Korkmaz, Gazze'de yaşananların yalnızca bir dış politika meselesi değil, milletin vicdanıyla yüzleştiği bir kırılma anı olduğunu belirtti.
Başkan Korkmaz açıklamasında:
“Siyasetçilerin de, milletimizin de hissesine utanç düştü. Artık konuşmak, sadece konuşmak, bizim için bir sığınak değil; bir yüzleşme olmalı. Ne diyeceğiz Rabbimize? Ne anlatacağız katledilen çocuklara? ‘Sizin için konuşma yaptık’ mı diyeceğiz? İnsanlık onuru adına bu cümleler yetersiz, bu tepkiler eksiktir.”
İsrail’in Gazze’ye yönelik saldırılarını “insanlık suçu” olarak niteleyen Korkmaz, Türkiye’de bazı çevrelerin ticaretin ve siyasetin dilini insani reflekslerin önüne koyduğunu da sert sözlerle eleştirdi:

"MİLLETİN YÜZÜNÜ YERE DÜŞÜRMEYİN"
“Ticaret ayrı, kablo ayrı, zulüm ayrı diyerek konuşulmaz. Vicdanı soğutmaya, haysiyeti hafifletmeye kimsenin hakkı yoktur. Zaten yeterince zayıf düştük, bari susarak utancımızı yaşayalım. Açıklama yapmayın, hiç olmazsa milletin yüzünü yere düşürmeyin.”
Ahmet Korkmaz, Türk milletinin tarih boyunca zulme uğrayan halkların yanında durduğunu, ancak bugünkü suskunluğun bu mirasa zarar verdiğini ifade etti:
“Bizim milletimiz, yüzyıllar boyunca mazlumların başına kavuşan ilk el, zulmün karşısında duran ilk irade olmuştur. Bugün ise gözümüzün önünde çocuklar katledilirken, biz acziyetimizin sessizliğine sığınıyoruz. Bu sessizlik, bizim payımıza düşen utançtır.”

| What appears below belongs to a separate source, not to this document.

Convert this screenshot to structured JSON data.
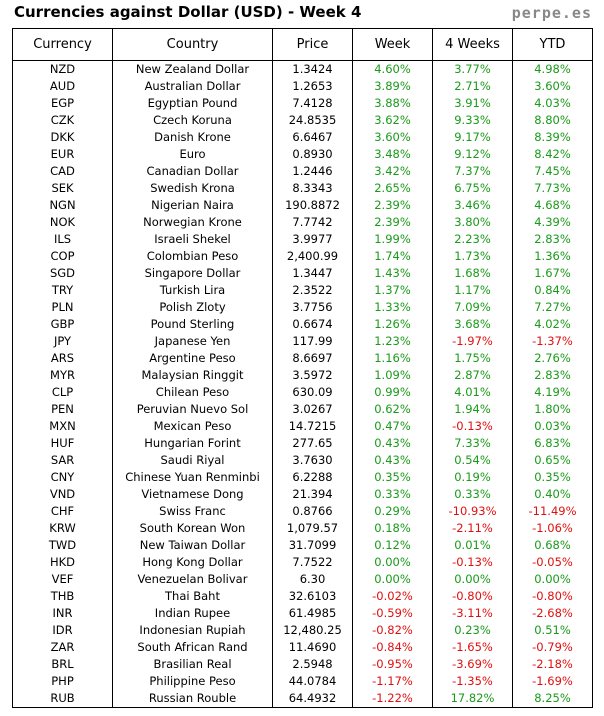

Açıklamasında insani yardımların kıymetli olduğunu ancak yeterli olmadığını vurgulayan Korkmaz, şu ifadelerle çağrısını tamamladı:
“Su göndermek, yemek göndermek, yaralıya bakmak kıymetlidir. Ama bu, bizim Müslümanlığımıza yetmez. Türklüğümüze de yetmez. Gazze’de bir yerde zulüm varsa, biz oraya yetemiyorsak, bu bizim vazifemizi yapmadığımız anlamına gelir.”